One of the difficulties of these wind farms built with monopiles is that the monopiles and electricity cables must be protected from scouring and falling objects. The protection is usually performed by placing a layer of rocks around and over these objects. For deep water up to 400 meters, vertical fall pipes are used to place the rocks directly under the rock placement vessel. This is impossible when placing rocks around monopiles, as the monopile stands in the way of where the vessel would have to lie during the rock placement procedure.
The inclined fall pipe (IFP) was introduced recently to combat this issue. The IFP, which hangs diagonally next to the vessel, can place rocks a couple of meters to the vessel's side, leaving a safe distance between the vessel and the monopile. Rocks tend to form clusters inside the pipe during placement with an IFP. This means the rocks exit the pipe in bursts of clusters, resulting in uneven rock layers if the rocks are placed during the movement of the vessel. Another result is less accurate placement of the rocks as the rocks at the outer layer of a cluster, during the free fall, are pushed further out, away from the intended placement location.
This thesis investigates the processes of rocks moving inside an inclined fall pipe and simulates this process numerically. This is achieved with a Finite-Volume solver for the fluid coupled with a Discrete Element model for the particles. The results are compared to existing experimental data.
The simulation results show the same rock behavior as in the lab tests for angles up to 60 degrees. The clusters start forming from the small volume concentration differences within the rock layer. The higher densities concentrate and become clusters, while the lower densities become gaps. In the simulations, this process is caused by the differences in the flow velocity of the fluid and the resulting drag differences of the particles. This knowledge is a first step towards finding solutions to lower the formation of clusters and thus, the more accurate placement of the rocks on the sea floor.
Furthermore, multiple points of improvement for the solver have been found. For angles of 75 degrees and steeper, the rock movements of the simulations miss a certain chaoticness, which may be attributed to missing turbulent drag forces in the solver. The velocities predicted by the solver are too high; multiple possible causes are speculated. The simulation results follow the same trends as the lab results, meaning they could be used for qualitative comparisons. Various additions to enhance the solver are proposed.

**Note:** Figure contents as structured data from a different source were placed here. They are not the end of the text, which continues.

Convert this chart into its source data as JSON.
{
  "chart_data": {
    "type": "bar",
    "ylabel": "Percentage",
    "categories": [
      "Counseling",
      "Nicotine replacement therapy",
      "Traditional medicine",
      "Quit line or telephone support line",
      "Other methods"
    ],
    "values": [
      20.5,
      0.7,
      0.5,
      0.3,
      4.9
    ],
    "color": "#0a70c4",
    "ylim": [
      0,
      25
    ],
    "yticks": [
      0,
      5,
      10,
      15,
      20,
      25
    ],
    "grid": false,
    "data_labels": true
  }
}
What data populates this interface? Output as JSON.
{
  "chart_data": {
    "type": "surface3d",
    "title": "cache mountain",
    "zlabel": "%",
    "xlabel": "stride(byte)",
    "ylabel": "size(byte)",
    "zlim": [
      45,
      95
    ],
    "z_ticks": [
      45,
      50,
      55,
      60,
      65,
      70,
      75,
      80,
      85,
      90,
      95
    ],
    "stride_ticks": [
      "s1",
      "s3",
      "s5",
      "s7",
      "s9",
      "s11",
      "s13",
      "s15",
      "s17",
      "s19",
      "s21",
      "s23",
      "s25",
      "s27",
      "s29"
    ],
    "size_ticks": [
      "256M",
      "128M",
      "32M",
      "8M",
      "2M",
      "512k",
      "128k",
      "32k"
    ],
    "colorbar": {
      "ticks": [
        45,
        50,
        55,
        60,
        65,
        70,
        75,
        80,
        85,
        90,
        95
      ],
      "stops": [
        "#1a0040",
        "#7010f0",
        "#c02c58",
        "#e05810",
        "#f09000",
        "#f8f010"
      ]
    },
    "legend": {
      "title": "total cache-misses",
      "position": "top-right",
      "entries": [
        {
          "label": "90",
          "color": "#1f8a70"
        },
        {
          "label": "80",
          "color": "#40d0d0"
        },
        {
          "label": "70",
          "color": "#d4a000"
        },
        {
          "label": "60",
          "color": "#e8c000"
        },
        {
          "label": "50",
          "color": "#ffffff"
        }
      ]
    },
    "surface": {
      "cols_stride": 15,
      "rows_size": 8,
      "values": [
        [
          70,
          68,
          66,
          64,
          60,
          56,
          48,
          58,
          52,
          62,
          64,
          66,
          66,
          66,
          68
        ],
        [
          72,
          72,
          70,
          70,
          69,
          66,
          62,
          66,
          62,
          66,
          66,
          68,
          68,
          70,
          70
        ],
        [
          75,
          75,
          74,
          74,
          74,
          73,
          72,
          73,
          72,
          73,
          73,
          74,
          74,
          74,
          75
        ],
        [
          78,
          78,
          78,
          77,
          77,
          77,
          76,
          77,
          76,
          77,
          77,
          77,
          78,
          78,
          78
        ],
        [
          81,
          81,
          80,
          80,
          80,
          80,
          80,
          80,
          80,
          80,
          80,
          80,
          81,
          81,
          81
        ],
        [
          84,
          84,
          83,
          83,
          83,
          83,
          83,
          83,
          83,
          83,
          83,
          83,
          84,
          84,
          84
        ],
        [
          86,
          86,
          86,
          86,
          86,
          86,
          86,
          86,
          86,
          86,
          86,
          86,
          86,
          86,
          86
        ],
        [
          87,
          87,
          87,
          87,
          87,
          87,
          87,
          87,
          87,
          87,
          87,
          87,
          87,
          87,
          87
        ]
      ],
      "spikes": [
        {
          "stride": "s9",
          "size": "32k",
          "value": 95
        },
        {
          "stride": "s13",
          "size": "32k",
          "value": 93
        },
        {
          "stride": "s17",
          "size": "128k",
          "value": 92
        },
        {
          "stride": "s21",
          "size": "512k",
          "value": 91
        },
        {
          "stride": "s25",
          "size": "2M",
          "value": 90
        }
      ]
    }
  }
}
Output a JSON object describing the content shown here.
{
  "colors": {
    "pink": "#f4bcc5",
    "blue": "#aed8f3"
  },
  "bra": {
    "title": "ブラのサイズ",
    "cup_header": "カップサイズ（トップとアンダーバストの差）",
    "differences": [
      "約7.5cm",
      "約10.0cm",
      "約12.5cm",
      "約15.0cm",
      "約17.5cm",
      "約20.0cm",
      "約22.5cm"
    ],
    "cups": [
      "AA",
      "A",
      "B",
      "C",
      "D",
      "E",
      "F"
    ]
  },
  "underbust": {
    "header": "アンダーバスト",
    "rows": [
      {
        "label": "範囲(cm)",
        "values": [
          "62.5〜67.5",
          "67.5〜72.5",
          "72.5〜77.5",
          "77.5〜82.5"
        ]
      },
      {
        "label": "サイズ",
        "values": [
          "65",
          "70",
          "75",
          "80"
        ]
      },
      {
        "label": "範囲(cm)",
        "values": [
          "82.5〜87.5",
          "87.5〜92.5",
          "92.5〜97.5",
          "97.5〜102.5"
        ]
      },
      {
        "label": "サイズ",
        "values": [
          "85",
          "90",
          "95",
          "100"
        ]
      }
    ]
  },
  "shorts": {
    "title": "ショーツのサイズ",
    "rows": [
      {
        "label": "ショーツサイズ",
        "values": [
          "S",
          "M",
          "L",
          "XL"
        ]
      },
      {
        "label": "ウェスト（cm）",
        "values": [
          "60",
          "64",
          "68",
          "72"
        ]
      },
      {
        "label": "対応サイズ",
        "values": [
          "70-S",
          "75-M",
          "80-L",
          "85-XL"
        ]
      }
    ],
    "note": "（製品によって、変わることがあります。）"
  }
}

The influence of a system parameter, the distance factor was noticed to be stronger in shear flows than in homogeneous flows during a system parameter variation. This distance factor relates the fluid-particle interaction radius to the particle diameter. Finding limits for this parameter in shear flow could enhance the solver's prediction capability.
With the shift to renewable energy, more monopiles will be placed. The simulations show which forces cause the cluster formations and can be used to investigate ways of reducing them. This can reduce the spillage of rocks during operation, making the entire rock placement more efficient and will reduce costs.
The solver with the enhancements for better prediction capabilities could be used to further optimize the rock placement accuracy and efficiency. This would reduce wind farm costs and help the shift to renewable energy.